«Le pape François n'a pas aboli le principe de la guerre juste»

Un catholique peut-il s’engager dans une «guerre juste»? Dans sa récente encyclique «Fratelli tutti», le pape François attaque durement ce concept. Pour autant, Greg Reichberg, éthicien et chercheur en Relations internationales à l’Institut de recherches pour la paix d’Oslo (PRIO), estime que le pontife ne disqualifie pas toutes les formes d’intervention armée.

La guerre, avec son cortège de morts et de souffrances, est certainement l’une des choses les plus étrangères à la morale chrétienne, qui repose sur l’amour du prochain et le respect de la vie. Le conflit armé a cependant été maintes fois, au cours de l’histoire, justifié par des motifs évangéliques. Cela a-t-il pu, dans certaines circonstances être «justifié»? Cette question éthique complexe resurgit au moment où le pape François l’évoque dans sa dernière encyclique Fratelli tutti (octobre 2020), et que le peuple suisse s’apprête à voter (le 29 novembre 2020) sur le financement du matériel de guerre.

Par visioconférence, Greg Reichberg, éminent spécialiste de la doctrine de la «guerre juste», a donné à cath.ch son éclairage, depuis Oslo (Norvège).

Certains estiment que, dans Fratelli tutti, le pape François a définitivement aboli le principe de guerre juste. Il écrit notamment: «Nous ne pouvons donc plus penser à la guerre comme une solution, du fait que les risques seront probablement toujours plus grands que l’utilité hypothétique qu’on lui attribue. Face à cette réalité, il est très difficile aujourd’hui de défendre les critères rationnels, mûris en d’autres temps, pour parler d’une possible ‘guerre juste’. Jamais plus la guerre.»
Greg Reichberg: C’est un passage certainement difficile à interpréter. A mon sens, le pape ne supprime pas totalement la possibilité d’une «guerre juste». Il dit seulement que les guerres contemporaines provoquent beaucoup plus d’effets néfastes qu’elles n’amènent de solutions. Il pense certainement au pouvoir de dévastation des armes d’aujourd’hui. En les utilisant, nous pouvons causer des dommages irréversibles à l’environnement et des déséquilibres destructeurs, étant donné l’interdépendance et l’interconnexion du monde actuel. Le pape considère sans doute que, les effets d’une guerre, surtout si elle est nucléaire, seraient tellement désastreux pour l’humanité entière, que ce type de conflit ne peut représenter une option acceptable.

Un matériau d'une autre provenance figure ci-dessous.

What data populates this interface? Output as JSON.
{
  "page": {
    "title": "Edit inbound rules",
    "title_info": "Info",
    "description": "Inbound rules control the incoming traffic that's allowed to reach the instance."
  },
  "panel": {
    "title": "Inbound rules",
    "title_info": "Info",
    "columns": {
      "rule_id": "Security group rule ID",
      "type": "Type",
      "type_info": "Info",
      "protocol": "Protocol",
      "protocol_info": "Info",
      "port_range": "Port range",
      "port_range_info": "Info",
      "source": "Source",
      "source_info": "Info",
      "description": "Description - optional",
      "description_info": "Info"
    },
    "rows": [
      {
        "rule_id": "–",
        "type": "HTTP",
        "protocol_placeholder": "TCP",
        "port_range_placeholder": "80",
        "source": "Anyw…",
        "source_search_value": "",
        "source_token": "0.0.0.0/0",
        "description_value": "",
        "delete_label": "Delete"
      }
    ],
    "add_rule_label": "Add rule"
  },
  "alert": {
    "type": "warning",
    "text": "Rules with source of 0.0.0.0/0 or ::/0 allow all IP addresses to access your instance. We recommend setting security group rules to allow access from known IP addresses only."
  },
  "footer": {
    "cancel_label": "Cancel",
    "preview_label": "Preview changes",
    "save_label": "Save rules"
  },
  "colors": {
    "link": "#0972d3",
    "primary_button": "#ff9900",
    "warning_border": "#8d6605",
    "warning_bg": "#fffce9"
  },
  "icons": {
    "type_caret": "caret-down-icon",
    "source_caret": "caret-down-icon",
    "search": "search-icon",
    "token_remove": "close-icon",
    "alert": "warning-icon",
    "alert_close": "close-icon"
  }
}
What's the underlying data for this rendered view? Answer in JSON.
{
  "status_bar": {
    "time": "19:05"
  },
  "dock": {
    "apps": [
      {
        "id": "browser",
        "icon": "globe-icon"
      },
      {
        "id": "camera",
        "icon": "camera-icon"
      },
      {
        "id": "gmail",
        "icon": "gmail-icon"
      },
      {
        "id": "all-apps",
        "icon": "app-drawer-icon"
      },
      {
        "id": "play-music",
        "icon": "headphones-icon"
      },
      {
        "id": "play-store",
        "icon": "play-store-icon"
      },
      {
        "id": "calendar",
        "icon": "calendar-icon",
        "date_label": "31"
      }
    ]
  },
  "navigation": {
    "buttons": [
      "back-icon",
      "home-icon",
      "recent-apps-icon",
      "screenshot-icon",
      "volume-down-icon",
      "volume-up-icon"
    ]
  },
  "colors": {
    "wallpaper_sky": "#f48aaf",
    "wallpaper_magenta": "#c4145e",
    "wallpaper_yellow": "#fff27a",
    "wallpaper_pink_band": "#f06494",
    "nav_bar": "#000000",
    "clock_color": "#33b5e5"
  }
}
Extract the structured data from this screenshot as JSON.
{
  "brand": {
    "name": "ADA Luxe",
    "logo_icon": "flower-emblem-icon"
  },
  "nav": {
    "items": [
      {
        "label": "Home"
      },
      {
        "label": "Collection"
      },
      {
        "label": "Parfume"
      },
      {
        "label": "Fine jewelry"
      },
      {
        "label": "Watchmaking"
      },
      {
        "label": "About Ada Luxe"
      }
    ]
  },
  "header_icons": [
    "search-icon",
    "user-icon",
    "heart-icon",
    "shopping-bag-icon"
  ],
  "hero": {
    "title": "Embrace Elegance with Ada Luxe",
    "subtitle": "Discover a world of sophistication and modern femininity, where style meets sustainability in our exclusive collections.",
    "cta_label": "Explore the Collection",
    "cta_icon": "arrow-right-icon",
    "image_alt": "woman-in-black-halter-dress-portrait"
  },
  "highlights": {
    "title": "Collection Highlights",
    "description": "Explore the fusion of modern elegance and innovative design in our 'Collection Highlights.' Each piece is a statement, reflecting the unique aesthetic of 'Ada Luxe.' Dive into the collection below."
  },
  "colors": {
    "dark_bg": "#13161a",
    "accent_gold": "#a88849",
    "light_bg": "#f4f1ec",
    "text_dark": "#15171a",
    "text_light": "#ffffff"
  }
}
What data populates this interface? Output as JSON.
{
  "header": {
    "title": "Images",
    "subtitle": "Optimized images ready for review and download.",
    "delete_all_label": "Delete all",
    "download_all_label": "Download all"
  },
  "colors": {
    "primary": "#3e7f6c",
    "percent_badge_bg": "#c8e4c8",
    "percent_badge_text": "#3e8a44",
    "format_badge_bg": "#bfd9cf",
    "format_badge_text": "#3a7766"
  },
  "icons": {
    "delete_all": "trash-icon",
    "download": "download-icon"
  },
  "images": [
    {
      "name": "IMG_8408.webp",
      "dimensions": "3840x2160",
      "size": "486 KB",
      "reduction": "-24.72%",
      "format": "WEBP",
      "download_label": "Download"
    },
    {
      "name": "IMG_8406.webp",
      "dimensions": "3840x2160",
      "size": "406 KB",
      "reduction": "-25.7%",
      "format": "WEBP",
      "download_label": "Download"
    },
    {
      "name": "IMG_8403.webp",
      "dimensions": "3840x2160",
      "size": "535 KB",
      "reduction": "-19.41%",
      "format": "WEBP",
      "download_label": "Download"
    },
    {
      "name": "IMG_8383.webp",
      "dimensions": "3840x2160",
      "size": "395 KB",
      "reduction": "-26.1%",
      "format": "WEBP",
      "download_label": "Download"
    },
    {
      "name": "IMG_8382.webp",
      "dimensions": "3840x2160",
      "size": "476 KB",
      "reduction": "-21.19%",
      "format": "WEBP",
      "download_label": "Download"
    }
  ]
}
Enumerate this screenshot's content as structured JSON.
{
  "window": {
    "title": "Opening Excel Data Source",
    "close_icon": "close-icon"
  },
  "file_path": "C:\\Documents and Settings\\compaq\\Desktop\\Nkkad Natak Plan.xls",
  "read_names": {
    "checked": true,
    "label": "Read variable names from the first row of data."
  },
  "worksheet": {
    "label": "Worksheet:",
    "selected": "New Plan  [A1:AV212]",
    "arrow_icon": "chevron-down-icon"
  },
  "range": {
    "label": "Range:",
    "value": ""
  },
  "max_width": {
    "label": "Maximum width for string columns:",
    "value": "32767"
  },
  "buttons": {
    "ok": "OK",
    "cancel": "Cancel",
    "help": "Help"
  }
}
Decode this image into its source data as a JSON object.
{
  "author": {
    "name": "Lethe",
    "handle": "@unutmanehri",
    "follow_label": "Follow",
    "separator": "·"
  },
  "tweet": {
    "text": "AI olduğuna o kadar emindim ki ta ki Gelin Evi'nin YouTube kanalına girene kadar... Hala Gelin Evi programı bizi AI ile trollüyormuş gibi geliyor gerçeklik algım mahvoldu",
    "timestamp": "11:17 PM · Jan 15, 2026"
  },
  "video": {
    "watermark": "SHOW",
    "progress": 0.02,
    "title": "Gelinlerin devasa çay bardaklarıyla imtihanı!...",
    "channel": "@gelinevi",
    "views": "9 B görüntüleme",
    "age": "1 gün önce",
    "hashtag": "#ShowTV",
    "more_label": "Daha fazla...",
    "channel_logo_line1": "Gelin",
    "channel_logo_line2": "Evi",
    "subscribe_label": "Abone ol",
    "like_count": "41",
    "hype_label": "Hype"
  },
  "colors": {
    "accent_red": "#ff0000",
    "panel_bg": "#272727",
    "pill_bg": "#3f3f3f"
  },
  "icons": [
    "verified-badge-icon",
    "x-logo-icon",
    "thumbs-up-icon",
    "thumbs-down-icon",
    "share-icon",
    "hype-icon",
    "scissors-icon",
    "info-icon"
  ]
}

Greg Reichberg est un spécialiste de l’éthique de la guerre | © cyprus.prio.org

Le pape François ne «révolutionne» donc pas la doctrine catholique dans ce domaine…
Je ne le pense pas. Il se situe grosso modo dans la ligne de ses prédécesseurs. Paul VI, entre autres, a affirmé que les Etats avaient le droit d’exercer la légitime défense. Ce droit est aussi reconnu dans le Catéchisme de l’Eglise catholique (1992). François a certes un regard plus sévère sur le recours à la violence que d’autres papes. C’est ainsi qu’il a exclu tout caractère légitime à la peine de mort. Mais il ne rejette certainement pas catégoriquement l’usage de la force.

Le pape est-il selon vous ainsi plus cohérent avec le message chrétien?
Dans Fratelli tutti, le pape met beaucoup l’accent sur les effets négatifs de l’intervention armée. Selon moi, il aurait peut-être dû également parler des conséquences néfastes de l’inaction. Dans des contextes tels que celui du génocide au Rwanda, on sait qu’une intervention militaire aurait pu éviter beaucoup de morts.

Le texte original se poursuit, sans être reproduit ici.